The couple said they finished the day with a romantic dinner at a Michelin-starred restaurant where, in Solberg's words, "you leave hungry because the portions are tiny." He added that they mailed their wedding outfits home for safekeeping and, still hungry, they sought out a cheap kebab and binge-watched "Snowfall" in their hotel room.
Solberg said the elopement "allowed us to really make the day special and meaningful for us, and honor the commitment and journey we want to take moving forward." Burton added that eloping removed the stress of making sure guests are having fun and allowed them to focus on themselves.
Although Burton and Solberg said they felt the societal stigma of not having family and friends with them for the celebration, they were supported by their loved ones. "People were surprised, but a lot of them were like, 'Oh my gosh, finally.

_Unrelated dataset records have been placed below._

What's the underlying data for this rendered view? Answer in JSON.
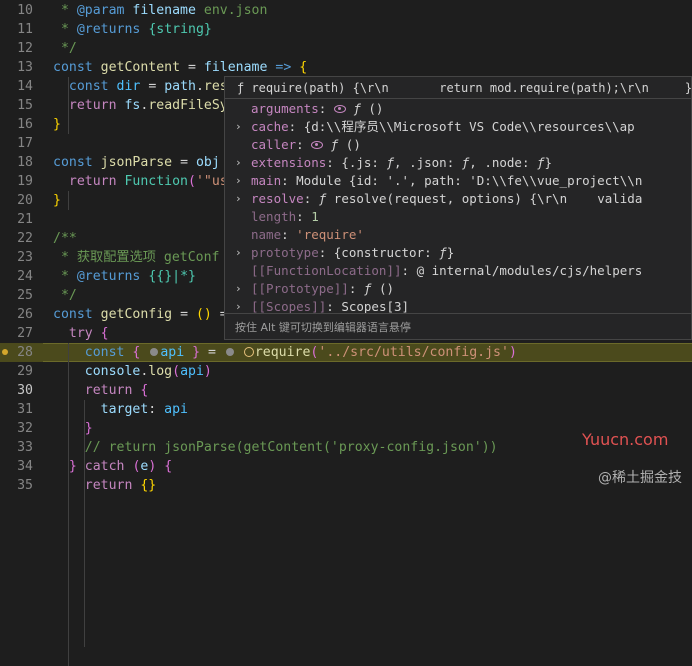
{
  "editor": {
    "lines": [
      {
        "n": "10",
        "html": "<span class=\"c\"> * </span><span class=\"ck\">@param</span><span class=\"c\"> </span><span class=\"v\">filename</span><span class=\"c\"> env.json</span>"
      },
      {
        "n": "11",
        "html": "<span class=\"c\"> * </span><span class=\"ck\">@returns</span><span class=\"c\"> </span><span class=\"t\">{string}</span>"
      },
      {
        "n": "12",
        "html": "<span class=\"c\"> */</span>"
      },
      {
        "n": "13",
        "html": "<span class=\"kw\">const</span> <span class=\"f\">getContent</span> = <span class=\"v\">filename</span> <span class=\"kw\">=&gt;</span> <span class=\"y\">{</span>"
      },
      {
        "n": "14",
        "html": "  <span class=\"kw\">const</span> <span class=\"cst\">dir</span> = <span class=\"v\">path</span>.<span class=\"f\">res</span>"
      },
      {
        "n": "15",
        "html": "  <span class=\"k\">return</span> <span class=\"v\">fs</span>.<span class=\"f\">readFileSy</span>"
      },
      {
        "n": "16",
        "html": "<span class=\"y\">}</span>"
      },
      {
        "n": "17",
        "html": ""
      },
      {
        "n": "18",
        "html": "<span class=\"kw\">const</span> <span class=\"f\">jsonParse</span> = <span class=\"v\">obj</span>"
      },
      {
        "n": "19",
        "html": "  <span class=\"k\">return</span> <span class=\"t\">Function</span><span class=\"p\">(</span><span class=\"s\">'\"us</span>"
      },
      {
        "n": "20",
        "html": "<span class=\"y\">}</span>"
      },
      {
        "n": "21",
        "html": ""
      },
      {
        "n": "22",
        "html": "<span class=\"c\">/**</span>"
      },
      {
        "n": "23",
        "html": "<span class=\"c\"> * 获取配置选项 getConf</span>"
      },
      {
        "n": "24",
        "html": "<span class=\"c\"> * </span><span class=\"ck\">@returns</span><span class=\"c\"> </span><span class=\"t\">{{}|*}</span>"
      },
      {
        "n": "25",
        "html": "<span class=\"c\"> */</span>"
      },
      {
        "n": "26",
        "html": "<span class=\"kw\">const</span> <span class=\"f\">getConfig</span> = <span class=\"y\">()</span> ="
      },
      {
        "n": "27",
        "html": "  <span class=\"k\">try</span> <span class=\"p\">{</span>"
      },
      {
        "n": "28",
        "html": "    <span class=\"kw\">const</span> <span class=\"p\">{</span> <span class=\"dot\"></span><span class=\"cst\">api</span> <span class=\"p\">}</span> = <span class=\"dot\"></span> <span class=\"inline-bp\"></span><span class=\"f\">require</span><span class=\"p\">(</span><span class=\"s\">'../src/utils/config.js'</span><span class=\"p\">)</span>"
      },
      {
        "n": "29",
        "html": "    <span class=\"v\">console</span>.<span class=\"f\">log</span><span class=\"p\">(</span><span class=\"cst\">api</span><span class=\"p\">)</span>"
      },
      {
        "n": "30",
        "html": "    <span class=\"k\">return</span> <span class=\"p\">{</span>"
      },
      {
        "n": "31",
        "html": "      <span class=\"v\">target</span>: <span class=\"cst\">api</span>"
      },
      {
        "n": "32",
        "html": "    <span class=\"p\">}</span>"
      },
      {
        "n": "33",
        "html": "    <span class=\"c\">// return jsonParse(getContent('proxy-config.json'))</span>"
      },
      {
        "n": "34",
        "html": "  <span class=\"p\">}</span> <span class=\"k\">catch</span> <span class=\"p\">(</span><span class=\"v\">e</span><span class=\"p\">)</span> <span class=\"p\">{</span>"
      },
      {
        "n": "35",
        "html": "    <span class=\"k\">return</span> <span class=\"y\">{}</span>"
      }
    ]
  },
  "popup": {
    "header": "ƒ require(path) {\\r\\n       return mod.require(path);\\r\\n     }",
    "rows": [
      {
        "arrow": "",
        "html": "<span class=\"key\">arguments</span><span class=\"val\">: <span class=\"eye\"></span> <span class=\"ital\">ƒ</span> ()</span>"
      },
      {
        "arrow": "›",
        "html": "<span class=\"key\">cache</span><span class=\"val\">: {d:\\\\程序员\\\\Microsoft VS Code\\\\resources\\\\ap</span>"
      },
      {
        "arrow": "",
        "html": "<span class=\"key\">caller</span><span class=\"val\">: <span class=\"eye\"></span> <span class=\"ital\">ƒ</span> ()</span>"
      },
      {
        "arrow": "›",
        "html": "<span class=\"key\">extensions</span><span class=\"val\">: {.js: <span class=\"ital\">ƒ</span>, .json: <span class=\"ital\">ƒ</span>, .node: <span class=\"ital\">ƒ</span>}</span>"
      },
      {
        "arrow": "›",
        "html": "<span class=\"key\">main</span><span class=\"val\">: Module {id: '.', path: 'D:\\\\fe\\\\vue_project\\\\n</span>"
      },
      {
        "arrow": "›",
        "html": "<span class=\"key\">resolve</span><span class=\"val\">: <span class=\"ital\">ƒ</span> resolve(request, options) {\\r\\n    valida</span>"
      },
      {
        "arrow": "",
        "html": "<span class=\"key dim\">length</span><span class=\"val\">: </span><span class=\"valnum\">1</span>"
      },
      {
        "arrow": "",
        "html": "<span class=\"key dim\">name</span><span class=\"val\">: </span><span class=\"valstr\">'require'</span>"
      },
      {
        "arrow": "›",
        "html": "<span class=\"key dim\">prototype</span><span class=\"val\">: {constructor: <span class=\"ital\">ƒ</span>}</span>"
      },
      {
        "arrow": "",
        "html": "<span class=\"key dim\">[[FunctionLocation]]</span><span class=\"val\">: @ internal/modules/cjs/helpers</span>"
      },
      {
        "arrow": "›",
        "html": "<span class=\"key dim\">[[Prototype]]</span><span class=\"val\">: <span class=\"ital\">ƒ</span> ()</span>"
      },
      {
        "arrow": "›",
        "html": "<span class=\"key dim\">[[Scopes]]</span><span class=\"val\">: Scopes[3]</span>"
      }
    ],
    "footer": "按住 Alt 键可切换到编辑器语言悬停"
  },
  "watermarks": {
    "site": "Yuucn.com",
    "juejin": "@稀土掘金技"
  }
}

We're so happy that it finally happened for you guys,' because they've been along with us on the journey," Burton said.
Burton and Solberg are one of many couples choosing to elope
Even before the pandemic caused couples to reconsider their dream wedding, more people were turning to elopement to escape the pressures of planning a big event. In April 2019, Harper's Bazaar reported that Pinterest observed a 128% increase in searches for elopement photography ideas. According to Harper's Bazaar, Pinterest also found popular search terms included "elopements at city halls" and "elopements in forests."
Burton and Solberg have some no-frills advice for other couples who want to elope.
"If you do it, don't tell anybody, because they are going to come in with their opinion on why you're making a bad decision," Solberg said. He added that this negates any relief you are hoping to feel by eloping, and warned that there will always be people who aren't going to like your plans.
Still, Burton and Solberg say they're happy with their decision. They said they went on to have "mini fake honeymoons" in Sardinia and Mykonos in July, but they have yet to decide on the big honeymoon adventure they sau they're planning next year. While the jet-setting couple didn't marry in St. Lucia, there's every possibility that they could unwind there as newlyweds.